Nach der Zeugenaussage seiner leiblichen Tochter am Mittwoch habe sich der 48 Jahre alte Angeklagte aus Fluterschen im Westerwald entschlossen, nun doch mit dem Gutachter zu sprechen, wie sein Verteidiger gestern sagte.

Im Laufe des Verfahrens hätten sich Hinweise "ergeben, dass eine psychische Krankheit vorliegen könnte", sagt der Verteidiger. Es gehe nicht um die Schuldfähigkeit seines Mandanten – sondern um eine mögliche Unterbringung in der Psychiatrie. Für die Anwältinnen der Töchter, die die Nebenklage vertreten, ist die Begutachtung dagegen "eine weitere Strategie des Verfahrens".

Beide Stiefsöhne berichten von Gewaltausbrüchen des Vaters, denen die Stiefkinder anders als die leiblichen Kinder ausgesetzt gewesen seien. "Meine Mutter wurde verprügelt. Ich wurde so verprügelt, dass mein ganzes Gesicht angeschwollen ist", erzählt der 32-Jährige. Die Stiefkinder hätten sich splitterfasernackt vor dem Vater aufstellen müssen und seien verdroschen worden.

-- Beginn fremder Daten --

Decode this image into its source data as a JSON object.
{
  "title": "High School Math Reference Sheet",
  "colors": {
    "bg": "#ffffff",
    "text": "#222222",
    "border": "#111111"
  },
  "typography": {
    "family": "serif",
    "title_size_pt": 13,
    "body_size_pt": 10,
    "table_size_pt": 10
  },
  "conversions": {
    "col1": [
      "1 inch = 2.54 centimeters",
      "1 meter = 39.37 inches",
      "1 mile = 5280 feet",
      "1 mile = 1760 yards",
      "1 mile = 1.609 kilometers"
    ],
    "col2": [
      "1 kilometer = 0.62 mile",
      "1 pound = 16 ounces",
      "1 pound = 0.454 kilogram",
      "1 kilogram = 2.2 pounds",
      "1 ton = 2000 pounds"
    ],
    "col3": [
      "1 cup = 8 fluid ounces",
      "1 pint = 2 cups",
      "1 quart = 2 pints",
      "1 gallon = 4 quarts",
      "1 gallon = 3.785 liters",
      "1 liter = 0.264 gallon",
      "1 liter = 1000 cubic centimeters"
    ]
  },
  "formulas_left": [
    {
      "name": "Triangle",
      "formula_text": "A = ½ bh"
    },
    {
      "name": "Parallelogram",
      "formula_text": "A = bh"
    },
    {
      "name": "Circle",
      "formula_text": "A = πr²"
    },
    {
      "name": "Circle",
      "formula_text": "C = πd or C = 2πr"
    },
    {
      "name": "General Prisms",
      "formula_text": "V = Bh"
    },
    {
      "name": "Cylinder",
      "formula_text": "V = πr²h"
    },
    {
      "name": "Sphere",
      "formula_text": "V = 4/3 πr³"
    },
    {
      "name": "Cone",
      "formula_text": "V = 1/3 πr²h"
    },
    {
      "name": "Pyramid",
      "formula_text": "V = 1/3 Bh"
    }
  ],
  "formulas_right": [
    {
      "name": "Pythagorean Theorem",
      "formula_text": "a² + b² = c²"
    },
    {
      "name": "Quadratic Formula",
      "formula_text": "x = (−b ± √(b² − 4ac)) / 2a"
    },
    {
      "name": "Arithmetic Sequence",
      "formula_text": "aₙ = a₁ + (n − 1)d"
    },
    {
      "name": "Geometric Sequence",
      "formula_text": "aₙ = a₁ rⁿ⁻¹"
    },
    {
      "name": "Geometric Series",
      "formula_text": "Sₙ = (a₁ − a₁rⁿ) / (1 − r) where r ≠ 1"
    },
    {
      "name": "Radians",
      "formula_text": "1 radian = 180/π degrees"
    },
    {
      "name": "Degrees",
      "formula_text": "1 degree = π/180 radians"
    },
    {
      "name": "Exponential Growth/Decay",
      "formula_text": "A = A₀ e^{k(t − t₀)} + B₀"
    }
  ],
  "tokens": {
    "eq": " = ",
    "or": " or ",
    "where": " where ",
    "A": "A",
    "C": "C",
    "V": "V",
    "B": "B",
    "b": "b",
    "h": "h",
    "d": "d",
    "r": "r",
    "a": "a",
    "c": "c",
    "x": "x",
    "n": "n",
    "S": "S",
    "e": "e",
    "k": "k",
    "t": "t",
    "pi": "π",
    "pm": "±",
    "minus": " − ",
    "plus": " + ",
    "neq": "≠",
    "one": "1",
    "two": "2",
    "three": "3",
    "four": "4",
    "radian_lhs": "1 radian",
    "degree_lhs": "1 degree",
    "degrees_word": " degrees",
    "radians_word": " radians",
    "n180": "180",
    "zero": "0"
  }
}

Warum sich die Familie nicht gegen den Vater verbündet habe, begründete der 32-jährige Stiefsohn auf Nachfrage mit inneren Zwängen. Selbst ungestörte Unterhaltungen mit der Mutter seien vom Vater unterbunden worden. Zahlreiche Schränke, Kisten und selbst das Tiefkühlfach waren mit Vorhängeschlössern gesichert, vermutlich hat der Angeklagte auch jede Menge Post an seine Kinder weggeschlossen.